Upon advice and pressure from the national tourism authorities, the Effutu Traditional Council in 1965 finally settled on the first Saturday of May every year as the fixed date for the celebration of one of Ghana’s most popular traditional festivals, Aboakyer.
What is the history behind the aboakyer festival?
History of the Festival Aboakyer derives from an ancient rite where sacrifices are traditionally offered to the god Otu in order to remove evil and predict a good harvest. It is said that the people from the ancient Western Sudan Empire migrated south, and settled in Simpa (what is now Winneba).
Who celebrates aboakyer festival?
The Aboakyer festival is a bushbuck hunting festival celebrated by the people of Winneba in the Central Region of Ghana.
Who started the Aboakyer Festival?
Aboakyer Festival (Aboakyir) The Aboakyer Festival has been celebrated by the Effutu people, who were among the earliest settlers of Ghana, for several hundred years. It originated when the Effutu left Western Sudan and migrated to what is now the town of Winneba in the Central Region of Ghana.
Which ethnicities celebrate Kundum?
The Kundum festival is celebrated by the Ahanta or Nzema people of the Western region of Ghana. It is celebrated to thank God for the abundance of food at the time of the harvest period of the area.

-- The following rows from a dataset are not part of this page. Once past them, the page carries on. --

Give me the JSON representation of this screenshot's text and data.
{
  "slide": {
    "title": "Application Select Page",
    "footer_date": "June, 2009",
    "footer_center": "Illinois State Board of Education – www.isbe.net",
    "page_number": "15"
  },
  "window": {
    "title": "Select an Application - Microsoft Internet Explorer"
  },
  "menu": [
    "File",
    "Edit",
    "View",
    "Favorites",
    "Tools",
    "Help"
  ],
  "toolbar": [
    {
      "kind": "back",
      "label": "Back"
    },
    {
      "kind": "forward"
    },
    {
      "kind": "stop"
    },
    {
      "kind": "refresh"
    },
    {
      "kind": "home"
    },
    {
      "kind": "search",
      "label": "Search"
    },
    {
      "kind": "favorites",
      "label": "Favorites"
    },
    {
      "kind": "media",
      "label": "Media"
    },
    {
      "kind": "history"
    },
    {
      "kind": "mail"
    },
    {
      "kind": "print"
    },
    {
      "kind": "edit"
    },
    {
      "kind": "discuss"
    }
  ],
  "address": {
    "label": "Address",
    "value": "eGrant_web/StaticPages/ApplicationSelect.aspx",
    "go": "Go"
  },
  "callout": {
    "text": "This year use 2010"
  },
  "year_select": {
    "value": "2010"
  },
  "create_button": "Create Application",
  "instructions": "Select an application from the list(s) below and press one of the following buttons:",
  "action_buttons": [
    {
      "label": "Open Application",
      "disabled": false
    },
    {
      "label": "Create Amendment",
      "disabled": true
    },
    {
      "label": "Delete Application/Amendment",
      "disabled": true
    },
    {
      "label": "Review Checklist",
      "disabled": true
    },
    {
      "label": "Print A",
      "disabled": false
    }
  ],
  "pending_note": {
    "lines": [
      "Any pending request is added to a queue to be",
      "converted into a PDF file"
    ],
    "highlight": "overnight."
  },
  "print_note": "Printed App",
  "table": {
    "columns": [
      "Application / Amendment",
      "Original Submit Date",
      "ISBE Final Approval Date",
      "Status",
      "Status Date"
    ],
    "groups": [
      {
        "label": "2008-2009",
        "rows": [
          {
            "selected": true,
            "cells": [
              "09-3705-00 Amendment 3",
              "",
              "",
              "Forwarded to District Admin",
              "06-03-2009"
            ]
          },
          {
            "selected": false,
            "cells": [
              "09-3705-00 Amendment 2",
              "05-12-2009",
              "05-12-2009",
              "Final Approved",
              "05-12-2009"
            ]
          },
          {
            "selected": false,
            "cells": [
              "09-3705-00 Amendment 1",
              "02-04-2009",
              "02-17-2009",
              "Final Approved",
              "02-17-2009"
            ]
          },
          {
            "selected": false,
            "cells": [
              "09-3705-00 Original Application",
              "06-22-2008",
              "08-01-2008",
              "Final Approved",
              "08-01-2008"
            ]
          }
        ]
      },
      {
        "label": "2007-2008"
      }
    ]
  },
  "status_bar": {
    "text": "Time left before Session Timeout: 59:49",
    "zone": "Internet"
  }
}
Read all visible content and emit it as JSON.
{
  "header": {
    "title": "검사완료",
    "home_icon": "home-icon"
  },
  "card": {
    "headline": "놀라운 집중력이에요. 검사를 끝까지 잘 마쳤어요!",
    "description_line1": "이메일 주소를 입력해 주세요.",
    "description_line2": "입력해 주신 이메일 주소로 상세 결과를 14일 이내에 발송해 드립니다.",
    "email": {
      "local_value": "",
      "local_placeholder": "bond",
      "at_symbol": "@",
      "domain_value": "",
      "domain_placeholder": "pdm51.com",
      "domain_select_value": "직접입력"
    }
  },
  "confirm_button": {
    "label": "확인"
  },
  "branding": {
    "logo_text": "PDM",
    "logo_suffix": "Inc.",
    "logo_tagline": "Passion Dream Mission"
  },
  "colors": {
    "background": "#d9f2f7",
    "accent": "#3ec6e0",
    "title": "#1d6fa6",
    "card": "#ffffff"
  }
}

What is the importance of festivals in Ghana?
Festivals are very important occasions in Ghana; during this time many people travel to their ancestral home for the celebrations and to mark the occasion. Festivals are celebrated to mark both the beginning and the end of the traditional year and to celebrate great events of the past and purify the traditional state.
Who celebrates Aboakyer Festival?
Who was Penkye Otu?
It originated when the Effutu left Western Sudan and migrated to what is now the town of Winneba in the Central Region of Ghana. They brought their god, known as Penkye Otu, with them.
What is the history of the Kundum festival?
It is believed that Kundum originated from Ahanta Aboade, a village on the Tarkwa-Takoradi road. Oral tradition states that a hunter from Aboade saw dwarfs dancing to the rhythm of strange music while on a hunting expedition.